Purpose : In proliferative retinopathies, the hypoxia response is sustained by the failure of the retina to revascularize its ischemic areas. Promoting revascularization of the retinal avascular area could interfere with this vicious cycle and lead to vessel normalization. One cardinal difference between tip endothelial cells (ECs) that lead sprouting /revascularizing vessels and prolifrerating tuft cells, is the cell cycle phase. Tip ECs are constantly at G0/G1, whereas tuft ECs are constantly cycling and are very often at S phase. Hypoxia is one of the noxious factors that can activate the DNA repair cascade in the ECs that eventually leads to cell cycle arrest and DNA repair or cell death. Here we examine the role of two distinct DNA Repair mechanisms (Homologous Recombination HR and non homologous end joining NHEJ) and the proteins that orchestrate them: BRCA1 for HR and 53bp1 for NHEJ, in the function of tip vs tuft cells. NHEJ is only functional during G0/G1 whereas HR is active during S/G2 phases.

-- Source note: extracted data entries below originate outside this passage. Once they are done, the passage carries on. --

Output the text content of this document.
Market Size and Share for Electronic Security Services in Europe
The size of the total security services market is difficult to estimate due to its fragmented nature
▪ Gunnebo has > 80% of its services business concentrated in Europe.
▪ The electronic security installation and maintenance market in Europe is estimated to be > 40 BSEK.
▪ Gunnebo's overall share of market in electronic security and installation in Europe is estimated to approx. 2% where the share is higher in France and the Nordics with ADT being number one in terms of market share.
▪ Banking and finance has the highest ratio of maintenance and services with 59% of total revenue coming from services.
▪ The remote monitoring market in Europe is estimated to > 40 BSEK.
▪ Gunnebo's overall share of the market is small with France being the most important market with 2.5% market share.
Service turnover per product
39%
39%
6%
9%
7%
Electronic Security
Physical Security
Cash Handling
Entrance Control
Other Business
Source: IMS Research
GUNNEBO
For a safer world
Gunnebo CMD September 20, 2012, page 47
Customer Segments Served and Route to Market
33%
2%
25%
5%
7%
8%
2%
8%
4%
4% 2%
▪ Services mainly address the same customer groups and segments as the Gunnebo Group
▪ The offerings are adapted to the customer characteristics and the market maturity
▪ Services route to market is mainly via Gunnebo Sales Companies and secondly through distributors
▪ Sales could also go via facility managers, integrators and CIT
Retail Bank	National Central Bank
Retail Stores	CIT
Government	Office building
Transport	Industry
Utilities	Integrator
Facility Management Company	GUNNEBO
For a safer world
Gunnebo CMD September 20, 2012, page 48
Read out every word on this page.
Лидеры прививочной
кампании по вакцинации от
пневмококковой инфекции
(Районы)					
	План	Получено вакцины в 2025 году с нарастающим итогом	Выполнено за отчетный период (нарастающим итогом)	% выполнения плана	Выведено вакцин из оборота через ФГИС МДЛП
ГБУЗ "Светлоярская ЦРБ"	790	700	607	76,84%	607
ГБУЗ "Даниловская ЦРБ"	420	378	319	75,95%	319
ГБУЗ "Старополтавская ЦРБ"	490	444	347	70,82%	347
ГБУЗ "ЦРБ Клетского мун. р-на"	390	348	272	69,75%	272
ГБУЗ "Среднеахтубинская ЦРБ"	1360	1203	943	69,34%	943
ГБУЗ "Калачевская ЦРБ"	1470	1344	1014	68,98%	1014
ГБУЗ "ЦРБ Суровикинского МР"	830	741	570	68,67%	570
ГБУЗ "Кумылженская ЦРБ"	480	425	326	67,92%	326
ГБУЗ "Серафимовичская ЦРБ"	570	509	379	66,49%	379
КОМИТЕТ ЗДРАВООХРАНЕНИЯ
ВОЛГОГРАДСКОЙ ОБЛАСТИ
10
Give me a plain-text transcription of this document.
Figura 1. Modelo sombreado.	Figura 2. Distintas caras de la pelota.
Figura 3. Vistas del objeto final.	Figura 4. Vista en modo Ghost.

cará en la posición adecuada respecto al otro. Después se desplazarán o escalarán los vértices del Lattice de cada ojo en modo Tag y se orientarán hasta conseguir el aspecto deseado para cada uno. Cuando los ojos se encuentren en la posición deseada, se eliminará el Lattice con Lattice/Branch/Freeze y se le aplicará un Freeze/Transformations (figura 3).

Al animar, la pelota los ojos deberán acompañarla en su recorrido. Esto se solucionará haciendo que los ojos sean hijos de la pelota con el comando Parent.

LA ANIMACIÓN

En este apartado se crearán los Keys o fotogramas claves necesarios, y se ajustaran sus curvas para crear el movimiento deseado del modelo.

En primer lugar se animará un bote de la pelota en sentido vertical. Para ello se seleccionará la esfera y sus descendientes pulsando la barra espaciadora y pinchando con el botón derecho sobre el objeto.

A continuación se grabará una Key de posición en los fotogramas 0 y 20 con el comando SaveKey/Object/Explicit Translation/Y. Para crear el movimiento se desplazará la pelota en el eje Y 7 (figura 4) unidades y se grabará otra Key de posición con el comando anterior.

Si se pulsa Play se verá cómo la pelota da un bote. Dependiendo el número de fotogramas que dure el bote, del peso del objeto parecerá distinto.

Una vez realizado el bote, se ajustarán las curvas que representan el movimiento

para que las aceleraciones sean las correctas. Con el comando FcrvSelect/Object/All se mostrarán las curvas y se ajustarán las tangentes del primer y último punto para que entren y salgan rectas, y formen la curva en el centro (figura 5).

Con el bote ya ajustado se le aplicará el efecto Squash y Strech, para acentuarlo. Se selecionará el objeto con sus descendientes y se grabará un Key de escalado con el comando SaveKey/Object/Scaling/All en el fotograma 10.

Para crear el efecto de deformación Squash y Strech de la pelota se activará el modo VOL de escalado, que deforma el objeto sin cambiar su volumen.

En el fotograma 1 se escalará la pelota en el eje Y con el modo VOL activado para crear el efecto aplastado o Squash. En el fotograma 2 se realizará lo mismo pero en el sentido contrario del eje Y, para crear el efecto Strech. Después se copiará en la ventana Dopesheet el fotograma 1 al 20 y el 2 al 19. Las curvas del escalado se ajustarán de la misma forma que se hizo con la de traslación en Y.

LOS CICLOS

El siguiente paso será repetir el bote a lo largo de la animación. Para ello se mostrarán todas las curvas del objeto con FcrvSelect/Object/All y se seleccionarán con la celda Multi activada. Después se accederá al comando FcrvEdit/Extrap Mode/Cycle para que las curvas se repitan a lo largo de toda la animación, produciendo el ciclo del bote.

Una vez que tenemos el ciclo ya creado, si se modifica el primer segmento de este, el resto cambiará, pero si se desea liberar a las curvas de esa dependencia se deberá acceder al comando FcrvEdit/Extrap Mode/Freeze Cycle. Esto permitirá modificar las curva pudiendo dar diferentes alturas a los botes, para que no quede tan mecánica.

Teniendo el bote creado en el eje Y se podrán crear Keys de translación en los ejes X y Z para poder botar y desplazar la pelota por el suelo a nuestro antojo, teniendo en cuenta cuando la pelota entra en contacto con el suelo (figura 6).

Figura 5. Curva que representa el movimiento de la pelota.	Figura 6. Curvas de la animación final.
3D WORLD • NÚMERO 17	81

Methods : We subjected C57bl/6, 53bp1 +/+ and -/- mice as well as 53bp1 +/+ and -/- mice combined with endothelial specific deletion of BRCA1 (EC-BRCA1-WT, EC-BRCA1-KO) to the murine ROP model. The eyes were processed for retina lectin IB4 staining for quantification of avascular area and tip cell number or for paraffin sections for the quantification of neovascular tufts. Wholemounts were also processed for BrdU staining.

Results : In wholemounts of WT mice we could verify that the tip cells were Brdu- , whereas tuft cells were Brdu+. After subjection to the ROP model, the 53bp1 -/- mice showed more BrdU+ ECs, more neovascular tufts and less tip cell formation compared to their wildtype littermates. On the other hand, when 53bp1 -/- was combined with EC BRCA1 deficiency, the tufts decresded and the tip cells increased. Furthermore, when we injected a HR inhibitor (RI-1) intravitrealy in 53bp1 +/+ and -/- mice, the inhibitor decreased the proliferation in 53bp1 -/- mice.

Conclusions : Our results show that in the model of ROP, the tip cell formation is dependent on an intact NHEJ. Furthermore, in the absence of 53bp1, HR is increased, leading to more tuft cells in a BRCA1 dependent manner. We conclude that by influencing survival factors that operate in different cell cycle phases one can selectively influence the function of either tip or tuft ECs.

This is an abstract that was submitted for the 2016 ARVO Annual Meeting, held in Seattle, Wash., May 1-5, 2016.